Vieux routier des relations sociales en France, et ancien conseiller social de Nicolas Sarkozy, Raymond Soubie s’est même étonné de ne voir « personne anticiper » les plans sociaux, et la situation des entreprises qui seront face à des « marchés durablement réduits ».

Lui pronostique la disparition de « dizaines de milliers, et probablement des centaines de milliers d’emplois ». Si bien qu’il préconise de revoir « d’urgence » . les règles des plans sociaux pour les entreprises les plus en difficultés, et pour les autres de passer des accords prévoyant des efforts des entreprises sur l’emploi en échange d’efforts des salariés sur le temps de travail.

Un débat politique

A droite, les propositions se multiplient. Christian Jacob, le président de LR, plaide pour « sortir du carcan des 35 heures », et son parti planche sur un plan de relance, avec notamment les contributions de l’ex-ministre du Budget Eric Woerth. « Il faut se sortir du carcan des 35 heures (...) La question du temps de travail devra se poser dans un cadre de dialogue social, mais au niveau de l’entreprise ou dans les branches, pas de l'Etat », a-t-il lundi sur France Inter.

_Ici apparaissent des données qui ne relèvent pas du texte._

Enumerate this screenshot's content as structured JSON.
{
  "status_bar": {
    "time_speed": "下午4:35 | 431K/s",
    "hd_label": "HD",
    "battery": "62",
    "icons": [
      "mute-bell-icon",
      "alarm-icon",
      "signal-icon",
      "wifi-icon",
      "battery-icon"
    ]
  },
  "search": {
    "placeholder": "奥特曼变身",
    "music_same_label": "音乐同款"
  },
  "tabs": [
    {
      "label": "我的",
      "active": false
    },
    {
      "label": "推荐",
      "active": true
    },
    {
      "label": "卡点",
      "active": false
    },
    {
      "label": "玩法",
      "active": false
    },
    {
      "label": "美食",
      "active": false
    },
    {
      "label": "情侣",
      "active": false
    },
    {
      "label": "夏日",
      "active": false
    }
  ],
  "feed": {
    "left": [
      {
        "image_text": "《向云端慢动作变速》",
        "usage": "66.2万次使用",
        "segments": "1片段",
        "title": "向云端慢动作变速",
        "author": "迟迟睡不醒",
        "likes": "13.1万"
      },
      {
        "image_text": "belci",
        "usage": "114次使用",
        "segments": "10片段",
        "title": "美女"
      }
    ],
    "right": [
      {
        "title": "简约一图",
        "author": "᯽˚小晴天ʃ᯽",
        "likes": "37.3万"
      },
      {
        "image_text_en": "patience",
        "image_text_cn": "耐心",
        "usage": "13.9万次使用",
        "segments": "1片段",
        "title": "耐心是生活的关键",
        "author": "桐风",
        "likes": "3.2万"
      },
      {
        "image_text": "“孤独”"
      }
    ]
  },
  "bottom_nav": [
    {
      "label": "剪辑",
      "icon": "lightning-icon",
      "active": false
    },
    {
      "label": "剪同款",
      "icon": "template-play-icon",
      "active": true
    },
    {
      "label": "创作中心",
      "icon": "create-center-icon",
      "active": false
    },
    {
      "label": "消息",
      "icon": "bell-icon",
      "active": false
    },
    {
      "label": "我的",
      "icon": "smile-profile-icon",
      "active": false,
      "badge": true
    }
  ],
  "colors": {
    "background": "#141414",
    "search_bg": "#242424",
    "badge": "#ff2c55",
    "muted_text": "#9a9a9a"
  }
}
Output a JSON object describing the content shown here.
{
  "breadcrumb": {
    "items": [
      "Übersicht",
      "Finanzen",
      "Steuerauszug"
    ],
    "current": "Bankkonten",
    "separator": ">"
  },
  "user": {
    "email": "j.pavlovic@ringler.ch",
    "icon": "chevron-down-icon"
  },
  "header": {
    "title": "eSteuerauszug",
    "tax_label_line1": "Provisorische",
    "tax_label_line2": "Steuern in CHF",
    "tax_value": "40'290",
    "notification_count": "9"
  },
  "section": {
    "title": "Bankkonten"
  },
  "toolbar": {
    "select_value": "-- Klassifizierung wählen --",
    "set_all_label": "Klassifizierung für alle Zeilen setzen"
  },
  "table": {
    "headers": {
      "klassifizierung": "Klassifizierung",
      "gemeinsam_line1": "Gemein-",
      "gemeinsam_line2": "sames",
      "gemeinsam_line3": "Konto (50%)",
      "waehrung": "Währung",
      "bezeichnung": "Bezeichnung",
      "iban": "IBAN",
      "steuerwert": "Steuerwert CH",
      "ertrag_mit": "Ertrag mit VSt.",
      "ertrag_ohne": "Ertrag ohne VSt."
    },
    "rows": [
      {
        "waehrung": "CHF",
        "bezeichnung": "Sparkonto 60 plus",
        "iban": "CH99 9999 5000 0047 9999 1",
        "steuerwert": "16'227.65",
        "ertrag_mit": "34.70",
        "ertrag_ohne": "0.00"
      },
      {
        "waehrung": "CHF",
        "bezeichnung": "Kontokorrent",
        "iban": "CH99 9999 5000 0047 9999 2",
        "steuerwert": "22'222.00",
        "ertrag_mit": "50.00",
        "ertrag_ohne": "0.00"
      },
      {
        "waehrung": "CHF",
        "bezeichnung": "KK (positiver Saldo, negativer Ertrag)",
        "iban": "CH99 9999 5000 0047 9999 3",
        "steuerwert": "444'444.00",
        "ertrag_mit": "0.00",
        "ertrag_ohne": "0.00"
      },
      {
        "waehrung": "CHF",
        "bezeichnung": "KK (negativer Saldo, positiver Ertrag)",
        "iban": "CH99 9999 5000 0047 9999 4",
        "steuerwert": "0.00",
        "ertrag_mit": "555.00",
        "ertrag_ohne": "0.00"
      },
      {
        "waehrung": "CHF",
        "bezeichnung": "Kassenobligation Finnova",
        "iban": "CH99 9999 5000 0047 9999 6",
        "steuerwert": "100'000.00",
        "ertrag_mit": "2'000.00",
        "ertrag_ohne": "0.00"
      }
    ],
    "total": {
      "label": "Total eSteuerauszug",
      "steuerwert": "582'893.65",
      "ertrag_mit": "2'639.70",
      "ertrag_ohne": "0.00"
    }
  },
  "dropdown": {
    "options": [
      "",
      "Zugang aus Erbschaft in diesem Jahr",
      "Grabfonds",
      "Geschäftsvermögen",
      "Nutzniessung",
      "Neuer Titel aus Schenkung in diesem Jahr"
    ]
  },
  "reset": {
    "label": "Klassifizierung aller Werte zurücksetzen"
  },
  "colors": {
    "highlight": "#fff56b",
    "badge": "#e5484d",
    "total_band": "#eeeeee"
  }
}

Et il prêche pour du cas par cas. « On peut très bien le faire dans le cadre de l’annualisation du temps de travail et de le faire par entreprise, au plus proche de la réalité, et dans une négociation sociale entre les salariés et le chef d’entreprise. (...) Cela permettrait aux salariés d’avoir une augmentation de salaire et donc de pouvoir d’achat, et de redonner de la compétitivité aux entreprises. (...) »

Mais l’allongement de la durée du travail n’est pas à l'ordre du jour pour Laurent Berger. Pour lui aussi, on « tarde trop » à se préoccuper de l’emploi alors que « le risque de faillites en cascade et son lot de drames sociaux et territoriaux se confirme ».

« Si on pense que l’on va s’en sortir positivement en promettant de la sueur et des larmes, on est chez les fous », estime-t-il dans l’hebdomadaire La Vie.

Plutôt que de vouloir allonger la durée du temps de travail, « nous devons apprendre à travailler autrement et à travailler mieux », argumente-t-il, particulièrement inquiet de la situation des jeunes. La CGT reste de plus attaché aux 32 heures.

Pour l'instant, le gouvernement mise avant tout sur une reprise du travail. « Le problème du jour, c'est le retour au travail, et sauver l'emploi », a réagi la ministre du Travail, Muriel Pénicaud.

Pour elle les entreprises ont déjà des marges de manœuvres négociables avec leurs salariés, notamment le quota de 200 heures supplémentaires sans charges sociales, encore très peu utilisé.